There is currently no cure for vestibulocerebellar ataxia. When a diagnosis is made in early adulthood on the basis of periodic attacks of vertigo, diplopia, and tinnitus, one can expect recurrent episodes of progressive ataxia later in life. In order to confirm the presence of vestibulocerebellar ataxia, a family examination demonstrating similar symptoms is critical in order to prevent a misdiagnosis. A person with this disorder will find daily tasks increasingly difficult as progressive ataxia develops. Attacks can eventually increase with more frequency and become a permanent condition.

== Origin and history ==

Periodic vestibulocerebellar syndrome has been discovered in several generations of three families with genetic ties to Johnston County, North Carolina. The first was discovered in 1963 by T.W. Farmer and a group of researchers who studied and published a paper on the syndrome. The second case was studied and published in 1984 by Vance et al. Individuals in these families were categorized as affected if they exhibited one form of primary criteria (ataxia, marked loss of smooth pursuit, gaze-evoked nystagmus, and impaired vestibulo-ocular reflex suppression) and at least one secondary criteria (mild loss of smooth pursuit, mild gaze-evoked nystagmus, and esophoria or esotropia).

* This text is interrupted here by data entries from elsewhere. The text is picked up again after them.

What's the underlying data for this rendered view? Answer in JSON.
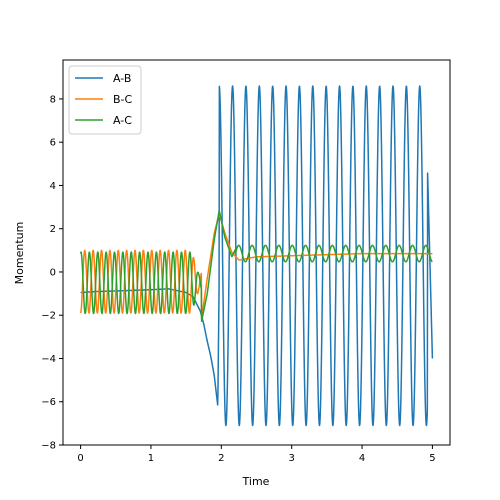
{
  "chart_data": {
    "type": "line",
    "title": "",
    "xlabel": "Time",
    "ylabel": "Momentum",
    "xlim": [
      -0.25,
      5.25
    ],
    "ylim": [
      -8,
      9.8
    ],
    "xticks": [
      0,
      1,
      2,
      3,
      4,
      5
    ],
    "yticks": [
      -8,
      -6,
      -4,
      -2,
      0,
      2,
      4,
      6,
      8
    ],
    "grid": false,
    "legend_position": "top-left",
    "colors": {
      "A-B": "#1f77b4",
      "B-C": "#ff7f0e",
      "A-C": "#2ca02c"
    },
    "series": [
      {
        "name": "A-B",
        "x": [
          0,
          0.25,
          0.5,
          0.75,
          1.0,
          1.25,
          1.5,
          1.6,
          1.7,
          1.75,
          1.8,
          1.85,
          1.9,
          1.95,
          2.0,
          2.1,
          2.25,
          2.4,
          2.6,
          2.8,
          3.0,
          3.2,
          3.4,
          3.6,
          3.8,
          4.0,
          4.2,
          4.4,
          4.6,
          4.8,
          4.9,
          5.0
        ],
        "y": [
          -0.95,
          -0.9,
          -0.88,
          -0.85,
          -0.82,
          -0.78,
          -0.95,
          -1.15,
          -1.8,
          -2.4,
          -3.2,
          -3.9,
          -4.8,
          -6.2,
          9.0,
          -7.0,
          8.6,
          -7.1,
          8.5,
          -7.2,
          8.6,
          -7.1,
          8.5,
          -7.1,
          8.6,
          -7.0,
          8.6,
          -7.0,
          8.6,
          -7.0,
          8.6,
          -4.0
        ],
        "oscillation": {
          "start": 1.97,
          "end": 5.0,
          "period": 0.19,
          "center": 0.75,
          "amplitude": 7.85
        }
      },
      {
        "name": "B-C",
        "x": [
          0,
          0.1,
          0.2,
          0.5,
          1.0,
          1.5,
          1.6,
          1.7,
          1.8,
          1.9,
          1.97,
          2.05,
          2.15,
          2.25,
          2.5,
          3.0,
          3.5,
          4.0,
          4.5,
          5.0
        ],
        "y": [
          -1.9,
          1.0,
          -1.9,
          1.0,
          1.0,
          1.0,
          -1.2,
          -2.6,
          -0.3,
          1.8,
          2.7,
          1.8,
          0.9,
          0.55,
          0.7,
          0.75,
          0.8,
          0.85,
          0.85,
          0.85
        ],
        "oscillation": {
          "start": 0.0,
          "end": 1.72,
          "period": 0.119,
          "center": -0.45,
          "amplitude": 1.45
        }
      },
      {
        "name": "A-C",
        "x": [
          0,
          0.1,
          0.2,
          0.5,
          1.0,
          1.5,
          1.6,
          1.7,
          1.8,
          1.9,
          1.97,
          2.05,
          2.15,
          2.25,
          2.5,
          3.0,
          3.5,
          4.0,
          4.5,
          5.0
        ],
        "y": [
          0.0,
          -1.9,
          0.9,
          -1.9,
          0.9,
          -1.9,
          0.6,
          -2.6,
          -1.0,
          1.5,
          2.85,
          1.6,
          0.7,
          1.4,
          0.4,
          1.2,
          0.5,
          1.2,
          0.5,
          0.9
        ],
        "oscillation": {
          "start": 0.0,
          "end": 1.72,
          "period": 0.119,
          "center": -0.5,
          "amplitude": 1.42
        }
      }
    ]
  }
}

Historically vestibulocerebellar syndrome has been difficult to classify because of the variation in symptoms, severity, and time of onset. During the earlier stages of attacks, members of the third family classified as having vestibulocerebellar syndrome were unaware that other family members experienced the same debilitating symptoms. It was not until after researchers, Vance et al. examined the family history that a diagnosis was made characterizing three generations of the family as affected by vestibulocerebellar syndrome. In addition to these variations, vestibulocerebellar syndrome is also difficult to distinguish from other neurological disorders that result in similar degenerative symptoms such as ataxia and multiple sclerosis.

== Research directions ==
There has been no gene or locus determined to cause vestibulocerebellar syndrome. Genes involved in central nervous system development or maintenance, however, may be considered as candidate genes. As of 2003, research is being done to investigate the potential role of these genes in vestibulocerebellar syndrome. Some possible candidate genes include, SOX21, ZIC2, and TYRP2. Genes that are part of the SOX family are expressed in the developing embryonic brain. Although no individuals have presented with brain abnormalities, it is possible that one of these candidate genes could have a more minor mutation, leading to the symptoms of vestibulocerebellar syndrome. TYRP2, for example, is important in the development of correct pigmentation; general and ocular albinism is associated with nystagmus. Since there is no anatomical correlations with this syndrome, failure of flocculus function is thought to be the cause of the eye movement abnormalities. Researchers surmise, therefore, that there exists a gene critical to establishing early eye movement control pathways.